[Beowulf] filesystem metadata mining tools

Rahul Nabar rpnabar at gmail.com
Sat Sep 12 08:10:43 PDT 2009


As the number of total files on our server was exploding (~2.5 million
/ 1 Terabyte) I
wrote a simple shell script that used find to tell me which users have how
many. So far so good.

But I want to drill down more:

*Are there lots of duplicate files? I suspect so. Stuff like job submission
scripts which users copy rather than link etc. (fdupes seems puny for
a job of this scale)

*What is the most common file (or filename)
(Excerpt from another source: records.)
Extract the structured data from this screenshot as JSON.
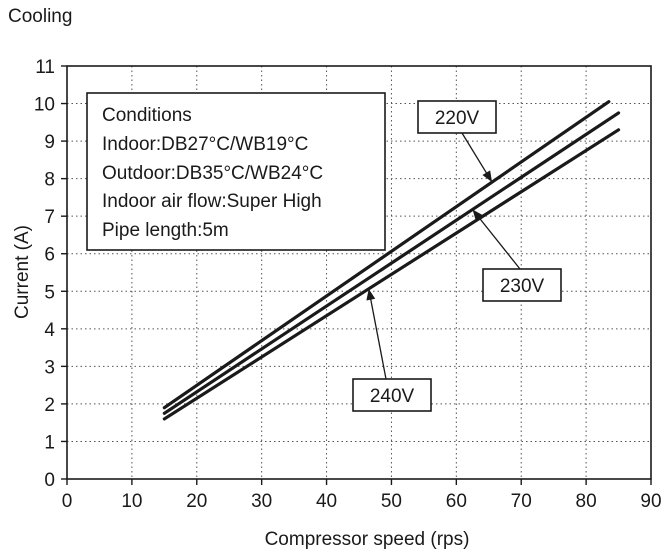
{
  "chart_data": {
    "type": "line",
    "title": "Cooling",
    "xlabel": "Compressor speed (rps)",
    "ylabel": "Current (A)",
    "xlim": [
      0,
      90
    ],
    "ylim": [
      0,
      11
    ],
    "x_ticks": [
      0,
      10,
      20,
      30,
      40,
      50,
      60,
      70,
      80,
      90
    ],
    "y_ticks": [
      0,
      1,
      2,
      3,
      4,
      5,
      6,
      7,
      8,
      9,
      10,
      11
    ],
    "grid": true,
    "grid_style": "dotted",
    "series": [
      {
        "name": "220V",
        "x": [
          15,
          83.5
        ],
        "y": [
          1.9,
          10.05
        ]
      },
      {
        "name": "230V",
        "x": [
          15,
          85
        ],
        "y": [
          1.75,
          9.75
        ]
      },
      {
        "name": "240V",
        "x": [
          15,
          85
        ],
        "y": [
          1.6,
          9.3
        ]
      }
    ],
    "conditions": {
      "heading": "Conditions",
      "lines": [
        "Indoor:DB27°C/WB19°C",
        "Outdoor:DB35°C/WB24°C",
        "Indoor air flow:Super High",
        "Pipe length:5m"
      ]
    }
  }
}
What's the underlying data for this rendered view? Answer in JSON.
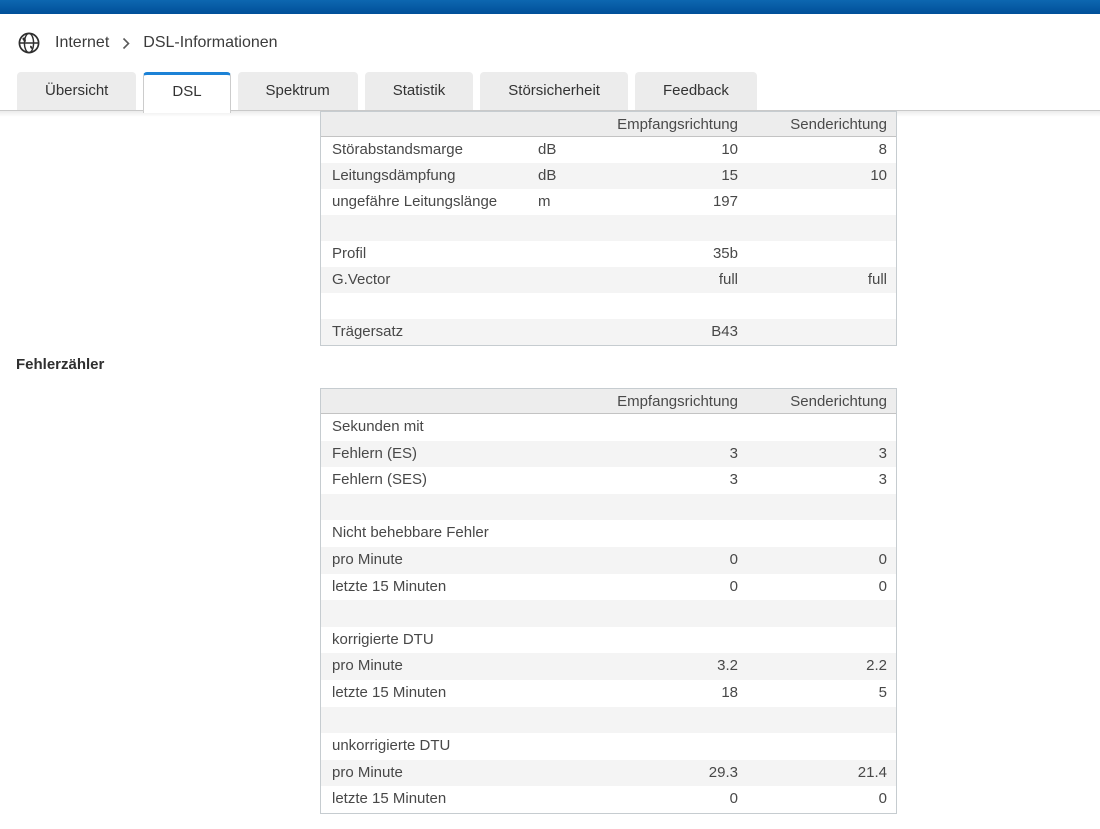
{
  "breadcrumb": {
    "section": "Internet",
    "page": "DSL-Informationen"
  },
  "tabs": [
    {
      "id": "uebersicht",
      "label": "Übersicht",
      "active": false
    },
    {
      "id": "dsl",
      "label": "DSL",
      "active": true
    },
    {
      "id": "spektrum",
      "label": "Spektrum",
      "active": false
    },
    {
      "id": "statistik",
      "label": "Statistik",
      "active": false
    },
    {
      "id": "stoersicherheit",
      "label": "Störsicherheit",
      "active": false
    },
    {
      "id": "feedback",
      "label": "Feedback",
      "active": false
    }
  ],
  "section_heading": "Fehlerzähler",
  "tables": {
    "columns": [
      "",
      "",
      "Empfangsrichtung",
      "Senderichtung"
    ],
    "connection": {
      "rows": [
        [
          "Störabstandsmarge",
          "dB",
          "10",
          "8"
        ],
        [
          "Leitungsdämpfung",
          "dB",
          "15",
          "10"
        ],
        [
          "ungefähre Leitungslänge",
          "m",
          "197",
          ""
        ],
        [
          "",
          "",
          "",
          ""
        ],
        [
          "Profil",
          "",
          "35b",
          ""
        ],
        [
          "G.Vector",
          "",
          "full",
          "full"
        ],
        [
          "",
          "",
          "",
          ""
        ],
        [
          "Trägersatz",
          "",
          "B43",
          ""
        ]
      ]
    },
    "errors": {
      "rows": [
        [
          "Sekunden mit",
          "",
          "",
          ""
        ],
        [
          "Fehlern (ES)",
          "",
          "3",
          "3"
        ],
        [
          "Fehlern (SES)",
          "",
          "3",
          "3"
        ],
        [
          "",
          "",
          "",
          ""
        ],
        [
          "Nicht behebbare Fehler",
          "",
          "",
          ""
        ],
        [
          "pro Minute",
          "",
          "0",
          "0"
        ],
        [
          "letzte 15 Minuten",
          "",
          "0",
          "0"
        ],
        [
          "",
          "",
          "",
          ""
        ],
        [
          "korrigierte DTU",
          "",
          "",
          ""
        ],
        [
          "pro Minute",
          "",
          "3.2",
          "2.2"
        ],
        [
          "letzte 15 Minuten",
          "",
          "18",
          "5"
        ],
        [
          "",
          "",
          "",
          ""
        ],
        [
          "unkorrigierte DTU",
          "",
          "",
          ""
        ],
        [
          "pro Minute",
          "",
          "29.3",
          "21.4"
        ],
        [
          "letzte 15 Minuten",
          "",
          "0",
          "0"
        ]
      ]
    }
  },
  "colors": {
    "topbar_top": "#0d67b0",
    "topbar_bottom": "#004f99",
    "active_tab_accent": "#1c82d6",
    "row_stripe": "#f4f4f4"
  }
}
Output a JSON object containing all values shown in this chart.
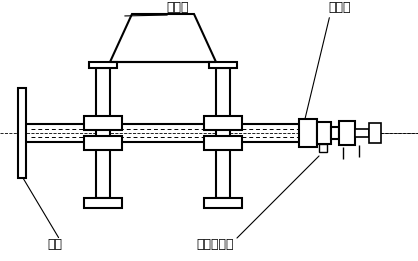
{
  "bg_color": "#ffffff",
  "line_color": "#000000",
  "label_轴承箱": "轴承箱",
  "label_空心轴": "空心轴",
  "label_侧板": "侧板",
  "label_旋转管接头": "旋转管接头",
  "figsize": [
    4.18,
    2.61
  ],
  "dpi": 100
}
*A distribution of filetypes (executibles; netcdf; movies; text) and
prevalence.

*A distribution of file age and prevelance (to know how much of this
material is archivable). Same for frequency of access; i.e. maybe the last
access stamp.

* A file size versus number plot. i.e. Is 20% of space occupied by 80% of
files? etc.

I've used cushion plots in the past (sequiaview; pydirstat) but those
seem more desktop oriented than suitable for a job like this.

Essentially I want to data mine my file usage to strategize. Are there any
tools for this? Writing a new find each time seems laborious.

I suspect forensics might also help identify anomalies in usage across
users which might be indicative of other maladies. e.g. a user who had a
runaway job write a 500GB file etc.

Essentially are there any "filesystem metadata mining tools"?